/games-recommender-system

Games Recommender Systems

Primary LanguageJupyter Notebook

Building a Comprehensive Video Game Recommendation System

Introduction

In the rapidly growing video game industry, players often face the challenge of discovering new games that match their interests and preferences. With thousands of games released across various platforms and genres, finding the next game to play can be overwhelming. This project aims to address this challenge by developing a comprehensive video game recommendation system.

Leveraging the Video Game Sales with Ratings dataset from Kaggle (https://www.kaggle.com/datasets/rush4ratio/video-game-sales-with-ratings), our objective is to create a recommender system that suggests video games based on game similarities. The dataset includes key information about video games such as titles, platforms, genres, user scores, and critic scores, providing a rich source of data for building our models.

We will explore multiple recommendation approaches to ensure a robust and versatile system:

  1. Nearest Neighbors Model with Cosine Similarity: A content-based approach that measures the similarity between games based on their attributes.
  2. Content-Based Recommender: Utilizes text-based features like game titles to find similar games.

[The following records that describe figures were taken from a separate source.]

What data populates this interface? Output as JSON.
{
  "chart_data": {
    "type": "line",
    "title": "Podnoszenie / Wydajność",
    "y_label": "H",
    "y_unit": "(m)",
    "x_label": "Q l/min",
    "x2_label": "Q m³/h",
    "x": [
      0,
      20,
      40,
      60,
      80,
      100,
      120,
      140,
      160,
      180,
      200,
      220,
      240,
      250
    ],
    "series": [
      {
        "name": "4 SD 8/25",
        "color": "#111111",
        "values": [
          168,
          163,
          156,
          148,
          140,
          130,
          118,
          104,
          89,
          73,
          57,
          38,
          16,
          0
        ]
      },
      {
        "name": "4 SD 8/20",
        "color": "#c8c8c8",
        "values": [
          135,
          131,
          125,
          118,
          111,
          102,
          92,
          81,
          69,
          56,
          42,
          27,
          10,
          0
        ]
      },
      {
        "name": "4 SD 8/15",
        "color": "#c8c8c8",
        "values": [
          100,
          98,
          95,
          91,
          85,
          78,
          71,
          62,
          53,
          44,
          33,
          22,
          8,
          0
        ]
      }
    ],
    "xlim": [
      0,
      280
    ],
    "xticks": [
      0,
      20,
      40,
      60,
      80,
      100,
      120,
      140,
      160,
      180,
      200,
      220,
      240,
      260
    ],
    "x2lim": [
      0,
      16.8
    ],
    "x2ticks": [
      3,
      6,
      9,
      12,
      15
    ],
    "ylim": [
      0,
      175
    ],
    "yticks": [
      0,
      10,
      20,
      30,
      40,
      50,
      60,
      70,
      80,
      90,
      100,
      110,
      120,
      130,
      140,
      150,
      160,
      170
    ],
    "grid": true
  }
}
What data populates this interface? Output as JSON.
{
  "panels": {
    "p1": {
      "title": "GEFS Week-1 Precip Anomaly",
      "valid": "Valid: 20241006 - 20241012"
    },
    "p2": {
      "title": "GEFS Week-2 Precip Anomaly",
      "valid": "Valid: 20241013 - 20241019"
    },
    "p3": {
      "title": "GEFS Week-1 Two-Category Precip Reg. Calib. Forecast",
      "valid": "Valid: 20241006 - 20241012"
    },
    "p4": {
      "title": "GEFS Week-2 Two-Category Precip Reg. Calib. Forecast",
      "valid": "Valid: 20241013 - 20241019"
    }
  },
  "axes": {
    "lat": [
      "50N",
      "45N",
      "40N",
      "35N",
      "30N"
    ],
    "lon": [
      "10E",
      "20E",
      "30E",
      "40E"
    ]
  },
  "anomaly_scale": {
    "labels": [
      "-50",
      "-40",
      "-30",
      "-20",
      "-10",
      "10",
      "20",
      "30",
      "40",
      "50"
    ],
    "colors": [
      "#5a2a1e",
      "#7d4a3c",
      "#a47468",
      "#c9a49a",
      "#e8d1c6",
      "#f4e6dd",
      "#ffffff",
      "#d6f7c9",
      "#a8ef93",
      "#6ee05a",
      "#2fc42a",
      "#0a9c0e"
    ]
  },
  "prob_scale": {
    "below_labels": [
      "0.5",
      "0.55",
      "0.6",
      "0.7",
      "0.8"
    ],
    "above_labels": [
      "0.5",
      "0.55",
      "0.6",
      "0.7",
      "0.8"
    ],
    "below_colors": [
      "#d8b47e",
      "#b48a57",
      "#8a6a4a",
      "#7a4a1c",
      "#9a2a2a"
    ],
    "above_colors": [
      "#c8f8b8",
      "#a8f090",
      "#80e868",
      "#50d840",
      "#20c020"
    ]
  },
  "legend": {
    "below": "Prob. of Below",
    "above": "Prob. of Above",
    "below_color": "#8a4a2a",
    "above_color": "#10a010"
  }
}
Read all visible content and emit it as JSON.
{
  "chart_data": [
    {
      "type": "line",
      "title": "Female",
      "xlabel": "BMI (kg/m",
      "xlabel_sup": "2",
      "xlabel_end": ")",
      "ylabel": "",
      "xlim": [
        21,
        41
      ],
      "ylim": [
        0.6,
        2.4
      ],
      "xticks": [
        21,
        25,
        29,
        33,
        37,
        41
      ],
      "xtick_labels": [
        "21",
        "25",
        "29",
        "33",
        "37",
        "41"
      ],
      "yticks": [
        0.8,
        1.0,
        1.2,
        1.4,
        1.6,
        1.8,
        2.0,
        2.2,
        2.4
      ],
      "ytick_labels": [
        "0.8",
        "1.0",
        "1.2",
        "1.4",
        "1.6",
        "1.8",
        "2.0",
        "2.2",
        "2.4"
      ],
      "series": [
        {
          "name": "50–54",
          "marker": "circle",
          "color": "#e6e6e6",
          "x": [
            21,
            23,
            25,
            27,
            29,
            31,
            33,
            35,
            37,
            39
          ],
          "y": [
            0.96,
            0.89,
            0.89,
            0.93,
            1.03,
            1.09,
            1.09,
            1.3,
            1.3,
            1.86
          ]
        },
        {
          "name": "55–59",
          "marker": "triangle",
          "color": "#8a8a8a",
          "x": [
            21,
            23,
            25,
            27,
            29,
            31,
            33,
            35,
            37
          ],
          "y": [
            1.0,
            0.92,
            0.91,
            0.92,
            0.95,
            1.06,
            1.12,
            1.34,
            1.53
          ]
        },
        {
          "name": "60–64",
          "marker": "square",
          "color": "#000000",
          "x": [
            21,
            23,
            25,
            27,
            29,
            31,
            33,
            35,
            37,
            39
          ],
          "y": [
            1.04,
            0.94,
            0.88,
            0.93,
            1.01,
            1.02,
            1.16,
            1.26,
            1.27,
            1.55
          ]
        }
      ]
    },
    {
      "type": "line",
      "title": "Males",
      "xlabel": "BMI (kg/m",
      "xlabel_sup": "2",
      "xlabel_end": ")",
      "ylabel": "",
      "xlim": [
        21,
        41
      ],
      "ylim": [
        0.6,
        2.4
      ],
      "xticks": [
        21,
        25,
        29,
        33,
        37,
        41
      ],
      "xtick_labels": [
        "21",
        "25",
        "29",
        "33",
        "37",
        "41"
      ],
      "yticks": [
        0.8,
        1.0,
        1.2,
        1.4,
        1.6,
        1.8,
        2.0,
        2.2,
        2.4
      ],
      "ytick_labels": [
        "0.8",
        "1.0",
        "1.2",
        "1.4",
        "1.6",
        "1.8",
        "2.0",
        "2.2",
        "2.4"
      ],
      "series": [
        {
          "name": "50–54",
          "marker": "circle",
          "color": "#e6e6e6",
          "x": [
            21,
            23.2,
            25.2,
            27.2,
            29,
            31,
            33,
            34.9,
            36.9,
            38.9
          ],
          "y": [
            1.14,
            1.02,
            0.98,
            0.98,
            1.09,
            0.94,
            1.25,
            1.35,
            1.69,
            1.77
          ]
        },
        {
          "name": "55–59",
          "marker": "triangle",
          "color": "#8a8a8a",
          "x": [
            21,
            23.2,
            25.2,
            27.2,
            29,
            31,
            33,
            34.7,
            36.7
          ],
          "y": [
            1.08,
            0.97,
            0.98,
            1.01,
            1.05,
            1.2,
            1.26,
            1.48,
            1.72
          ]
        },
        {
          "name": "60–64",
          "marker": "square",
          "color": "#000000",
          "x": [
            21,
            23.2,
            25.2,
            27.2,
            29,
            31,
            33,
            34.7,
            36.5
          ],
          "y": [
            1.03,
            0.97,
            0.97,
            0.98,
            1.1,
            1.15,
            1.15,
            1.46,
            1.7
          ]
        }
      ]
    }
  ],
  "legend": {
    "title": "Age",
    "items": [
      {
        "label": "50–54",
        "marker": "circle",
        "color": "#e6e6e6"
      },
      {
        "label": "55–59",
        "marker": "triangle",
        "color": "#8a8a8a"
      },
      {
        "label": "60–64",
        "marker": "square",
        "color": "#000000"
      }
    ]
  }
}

The project will be structured as follows:

  1. Dataset Overview: Introducing the dataset and its features.
  2. Exploratory Data Analysis (EDA): Performing a detailed analysis to understand data distributions, trends, and patterns.
  3. Data Cleaning and Preprocessing: Preparing the data by handling missing values, imputing scores, and encoding categorical variables.
  4. Feature Selection: Identifying the most relevant features for building effective recommendation models.
  5. Model Training: Implementing and training the Nearest Neighbors and Content-Based recommendation models.
  6. Model Evaluation: Evaluating the performance of each model using similarity scores and selecting the best performing one.

Through this comprehensive approach, we aim to deliver a recommendation system that enhances the gaming experience by providing personalized and relevant game suggestions.